I’m getting hangs with these “Xid” messages on my new PC, which has a Gigabyte GTX 780, whereby a single application — usually a game, though I suspect this might have hit KWin or X11 at some point, as I’ve had a few system-wide hangs — will have its graphics hang and one of the messages below appear in the kernel log. Sometimes a new frame (or part thereof) will be rendered, though it will sometimes have graphical “glitches”, either as though only part of the display (usually in a few contiguous rectangular regions) will update (typically the very edge of the screen will not).
While I’ve definitely had this issue in the recent port of Portal 2, it appears very quickly (within a minute or two of starting) and reproducibly in both “Crusader Kings 2” and Double Fine’s “Steed” prototype from the 2014 “Amnesia Fortnight”, running under wine 1.7.13. Most other OpenGL programs (including many games, albeit usually less taxing ones) can run for a considerable time with no such problems.

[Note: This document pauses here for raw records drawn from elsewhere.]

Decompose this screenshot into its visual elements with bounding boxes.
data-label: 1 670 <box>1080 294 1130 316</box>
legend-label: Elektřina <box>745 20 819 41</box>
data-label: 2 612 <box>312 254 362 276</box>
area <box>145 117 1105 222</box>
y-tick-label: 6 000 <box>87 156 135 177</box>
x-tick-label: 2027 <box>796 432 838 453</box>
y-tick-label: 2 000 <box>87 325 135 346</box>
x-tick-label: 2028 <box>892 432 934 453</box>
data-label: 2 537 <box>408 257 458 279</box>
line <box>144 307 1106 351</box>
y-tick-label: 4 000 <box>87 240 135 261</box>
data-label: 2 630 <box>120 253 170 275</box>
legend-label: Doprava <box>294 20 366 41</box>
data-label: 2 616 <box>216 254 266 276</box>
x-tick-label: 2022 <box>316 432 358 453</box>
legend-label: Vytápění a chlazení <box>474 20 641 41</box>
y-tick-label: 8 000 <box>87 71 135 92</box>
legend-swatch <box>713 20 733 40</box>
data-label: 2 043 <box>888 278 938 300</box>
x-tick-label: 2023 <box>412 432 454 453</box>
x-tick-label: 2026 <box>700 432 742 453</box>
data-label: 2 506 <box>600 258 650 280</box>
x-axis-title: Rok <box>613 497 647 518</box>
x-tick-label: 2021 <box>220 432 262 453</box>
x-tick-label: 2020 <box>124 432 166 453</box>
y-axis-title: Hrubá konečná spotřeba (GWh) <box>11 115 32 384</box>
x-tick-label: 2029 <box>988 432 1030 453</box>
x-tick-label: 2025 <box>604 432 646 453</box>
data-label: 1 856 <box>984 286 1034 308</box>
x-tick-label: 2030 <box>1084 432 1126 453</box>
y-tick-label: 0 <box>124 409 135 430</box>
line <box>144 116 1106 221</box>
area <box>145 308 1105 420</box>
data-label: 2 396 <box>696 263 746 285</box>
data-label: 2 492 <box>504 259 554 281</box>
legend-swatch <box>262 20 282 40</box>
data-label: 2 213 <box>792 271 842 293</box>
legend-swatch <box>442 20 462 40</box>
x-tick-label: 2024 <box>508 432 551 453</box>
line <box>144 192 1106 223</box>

The messages which appear are of the form:
NVRM: GPU at 0000:01:00: GPU-51e8de7f-e984-ff21-7f5e-e9ef3d2d36fc NVRM: Xid (0000:01:00): 13, 0008 00000000 0000a197 000017d8 00000203 0000000c NVRM: Xid (0000:01:00): 32, Channel ID 0000000c intr 00040000 NVRM: Xid (0000:01:00): 13, 000c 00000000 0000a197 000017d8 00010001 0000000c NVRM: Xid (0000:01:00): 13, 000c 00000000 0000a197 000017d8 00000011 0000000c
The nvidia kernel module also complains about a lack of VGA console, and VT switching does not work. The system boots from EFI, and I’ve been unable to find a way of getting a VGA compatible console out of it.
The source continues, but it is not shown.